Lastly among the grasses, there are the tiny clumps, some the colour of the earth, that occupy any places where bare earth is exposed.  Some of these are lawn grasses that have had their seed-heads chopped off and cast afar by a lawn mower.  They are,  possibly, our worst weed, because, as long as we have a lawn, we shall also have these detested offspring.  Why is it that they always have gone to seed before they can be seen?

A terrible spreader, sold in packets as a choice plant, is Oxalis adenophylla.  It might be easily controlled if grown in a dry, well-drained rock garden, but in our moist clay it has found its ideal breeding ground.  There is not a square metre in the garden that does not have its colony, or many colonies, of this shamrock-leafed, pink flowered nuisance.  Pulling it or digging it out leaves tiny offsets from which new plants soon grow out.

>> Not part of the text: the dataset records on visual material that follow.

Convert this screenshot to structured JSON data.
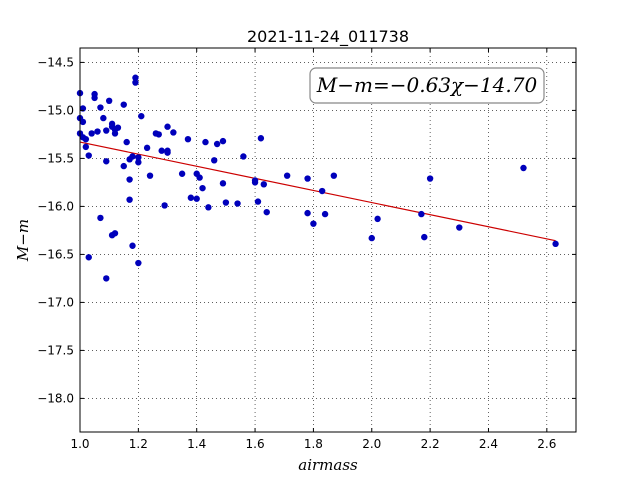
{
  "chart_data": {
    "type": "scatter",
    "title": "2021-11-24_011738",
    "xlabel": "airmass",
    "ylabel": "M−m",
    "xlim": [
      1.0,
      2.7
    ],
    "ylim": [
      -18.35,
      -14.35
    ],
    "y_inverted": true,
    "grid": true,
    "x_ticks": [
      1.0,
      1.2,
      1.4,
      1.6,
      1.8,
      2.0,
      2.2,
      2.4,
      2.6
    ],
    "x_tick_labels": [
      "1.0",
      "1.2",
      "1.4",
      "1.6",
      "1.8",
      "2.0",
      "2.2",
      "2.4",
      "2.6"
    ],
    "y_ticks": [
      -14.5,
      -15.0,
      -15.5,
      -16.0,
      -16.5,
      -17.0,
      -17.5,
      -18.0
    ],
    "y_tick_labels": [
      "−14.5",
      "−15.0",
      "−15.5",
      "−16.0",
      "−16.5",
      "−17.0",
      "−17.5",
      "−18.0"
    ],
    "annotation": "M−m=−0.63χ−14.70",
    "fit": {
      "slope": -0.63,
      "intercept": -14.7,
      "x_range": [
        1.0,
        2.63
      ],
      "color": "#cc0000"
    },
    "point_color": "#0000bb",
    "points": [
      [
        1.0,
        -14.82
      ],
      [
        1.01,
        -14.98
      ],
      [
        1.0,
        -15.08
      ],
      [
        1.01,
        -15.12
      ],
      [
        1.0,
        -15.24
      ],
      [
        1.01,
        -15.28
      ],
      [
        1.02,
        -15.3
      ],
      [
        1.03,
        -15.47
      ],
      [
        1.02,
        -15.38
      ],
      [
        1.04,
        -15.24
      ],
      [
        1.05,
        -14.83
      ],
      [
        1.05,
        -14.87
      ],
      [
        1.06,
        -15.22
      ],
      [
        1.07,
        -14.97
      ],
      [
        1.08,
        -15.08
      ],
      [
        1.09,
        -15.21
      ],
      [
        1.09,
        -15.53
      ],
      [
        1.1,
        -14.9
      ],
      [
        1.11,
        -15.14
      ],
      [
        1.11,
        -15.17
      ],
      [
        1.12,
        -15.2
      ],
      [
        1.12,
        -15.24
      ],
      [
        1.13,
        -15.18
      ],
      [
        1.15,
        -14.94
      ],
      [
        1.15,
        -15.58
      ],
      [
        1.16,
        -15.33
      ],
      [
        1.17,
        -15.51
      ],
      [
        1.17,
        -15.72
      ],
      [
        1.17,
        -15.93
      ],
      [
        1.18,
        -15.48
      ],
      [
        1.19,
        -14.66
      ],
      [
        1.19,
        -14.71
      ],
      [
        1.2,
        -15.49
      ],
      [
        1.2,
        -15.54
      ],
      [
        1.21,
        -15.06
      ],
      [
        1.23,
        -15.39
      ],
      [
        1.24,
        -15.68
      ],
      [
        1.26,
        -15.24
      ],
      [
        1.27,
        -15.25
      ],
      [
        1.28,
        -15.42
      ],
      [
        1.29,
        -15.99
      ],
      [
        1.3,
        -15.17
      ],
      [
        1.3,
        -15.44
      ],
      [
        1.3,
        -15.42
      ],
      [
        1.32,
        -15.23
      ],
      [
        1.35,
        -15.66
      ],
      [
        1.37,
        -15.3
      ],
      [
        1.38,
        -15.91
      ],
      [
        1.4,
        -15.66
      ],
      [
        1.4,
        -15.92
      ],
      [
        1.41,
        -15.7
      ],
      [
        1.42,
        -15.81
      ],
      [
        1.43,
        -15.33
      ],
      [
        1.44,
        -16.01
      ],
      [
        1.46,
        -15.52
      ],
      [
        1.47,
        -15.35
      ],
      [
        1.49,
        -15.32
      ],
      [
        1.49,
        -15.76
      ],
      [
        1.5,
        -15.96
      ],
      [
        1.54,
        -15.97
      ],
      [
        1.56,
        -15.48
      ],
      [
        1.6,
        -15.73
      ],
      [
        1.6,
        -15.75
      ],
      [
        1.61,
        -15.95
      ],
      [
        1.62,
        -15.29
      ],
      [
        1.63,
        -15.77
      ],
      [
        1.64,
        -16.06
      ],
      [
        1.71,
        -15.68
      ],
      [
        1.78,
        -15.71
      ],
      [
        1.78,
        -16.07
      ],
      [
        1.8,
        -16.18
      ],
      [
        1.83,
        -15.84
      ],
      [
        1.84,
        -16.08
      ],
      [
        1.87,
        -15.68
      ],
      [
        2.0,
        -16.33
      ],
      [
        2.02,
        -16.13
      ],
      [
        2.17,
        -16.08
      ],
      [
        2.18,
        -16.32
      ],
      [
        2.2,
        -15.71
      ],
      [
        2.3,
        -16.22
      ],
      [
        2.52,
        -15.6
      ],
      [
        2.63,
        -16.39
      ],
      [
        1.07,
        -16.12
      ],
      [
        1.11,
        -16.3
      ],
      [
        1.12,
        -16.28
      ],
      [
        1.18,
        -16.41
      ],
      [
        1.2,
        -16.59
      ],
      [
        1.03,
        -16.53
      ],
      [
        1.09,
        -16.75
      ]
    ]
  }
}
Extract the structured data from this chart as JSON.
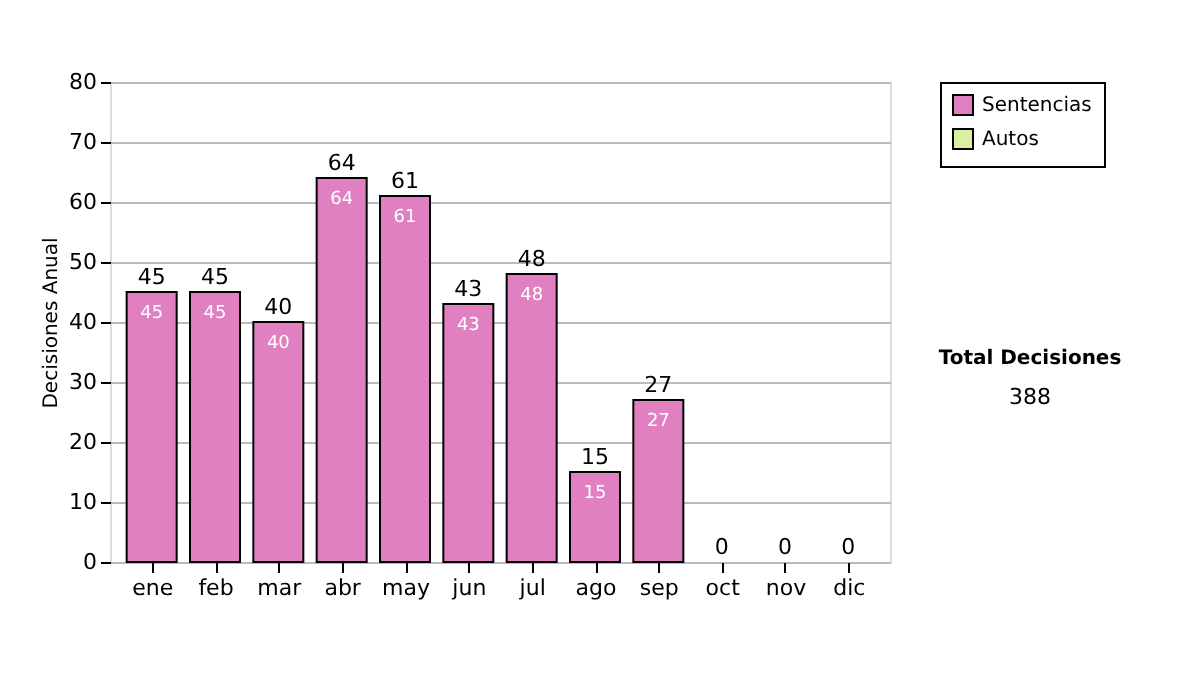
{
  "chart_data": {
    "type": "bar",
    "stacked": true,
    "ylabel": "Decisiones Anual",
    "categories": [
      "ene",
      "feb",
      "mar",
      "abr",
      "may",
      "jun",
      "jul",
      "ago",
      "sep",
      "oct",
      "nov",
      "dic"
    ],
    "series": [
      {
        "name": "Sentencias",
        "color": "#e080c0",
        "values": [
          45,
          45,
          40,
          64,
          61,
          43,
          48,
          15,
          27,
          0,
          0,
          0
        ],
        "value_labels": [
          "45",
          "45",
          "40",
          "64",
          "61",
          "43",
          "48",
          "15",
          "27",
          null,
          null,
          null
        ]
      },
      {
        "name": "Autos",
        "color": "#d8f0a0",
        "values": [
          0,
          0,
          0,
          0,
          0,
          0,
          0,
          0,
          0,
          0,
          0,
          0
        ]
      }
    ],
    "totals": [
      "45",
      "45",
      "40",
      "64",
      "61",
      "43",
      "48",
      "15",
      "27",
      "0",
      "0",
      "0"
    ],
    "ylim": [
      0,
      80
    ],
    "yticks": [
      0,
      10,
      20,
      30,
      40,
      50,
      60,
      70,
      80
    ],
    "grid": "y",
    "legend": "right",
    "annotations": [
      "Total Decisiones",
      "388"
    ]
  }
}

The worst weed in our garden for persistence is Nothoscordum inodorm, (False Garlic?)  This was deliberately introduced because someone said it was a choice plant.  It is quite attractive with shiny, flat, grass-like leaves, a tall, graceful, flowering stalk with an umbel of small, creamy-pink flowers having a sweet scent.  But it rapidly goes to seed and every seed germinates.  Not only that but below ground, at a depth that can be as much as 20 cm., there is a bulb that sends out dozens (hundreds?) of small bulbils, resembling apple-seeds in size and colour that remain in the ground when one attempts to pull - or even dig out the plant.  A relative of the onion, the plant itself is odourless.  I have dug over the same plot of soil and sifted it to remove bulbils 6 or 8 times and still have not got them all.  Furthermore, some must have migrated into the compost because we now find them far from the original site of their planting.

 

Now, to cope with these problems one must have a philosophy.  One might be to love them, another might be to leave them, which could go so far as to think of selling the house and moving away.  A more practical approach would be to accept that Mother Nature has decreed that all her creatures must reproduce at all costs, and must do whatever is necessary to ensure that this foremost of Nature’s Laws is not broken.  Thus, the clumps of grass go into camouflage mode, or grow high enough to surmount the fence, or put out such long, hairy streamers carrying seeds so tiny that the chances of reproducing without being discovered are optimized.  Or, other plants produce so many miniatures of themselves that it is not likely that the gardener can find and destroy all that he does not want.  What marvelous ingenuity!  This philosophy, the acceptance of Nature’s law, concludes with the injunction just to put up with it.  What else can one do when the means of distribution is a weed-eater or a lawn-mower?

 

Perhaps what distinguishes these horrors from some of our favourite garden plants, is that our loved ones, for their success, must rely more on their human companions, than on their innate, limited resources, whereas weeds, having recourse to such ingenious inheritance, challenge the resources of the gardener.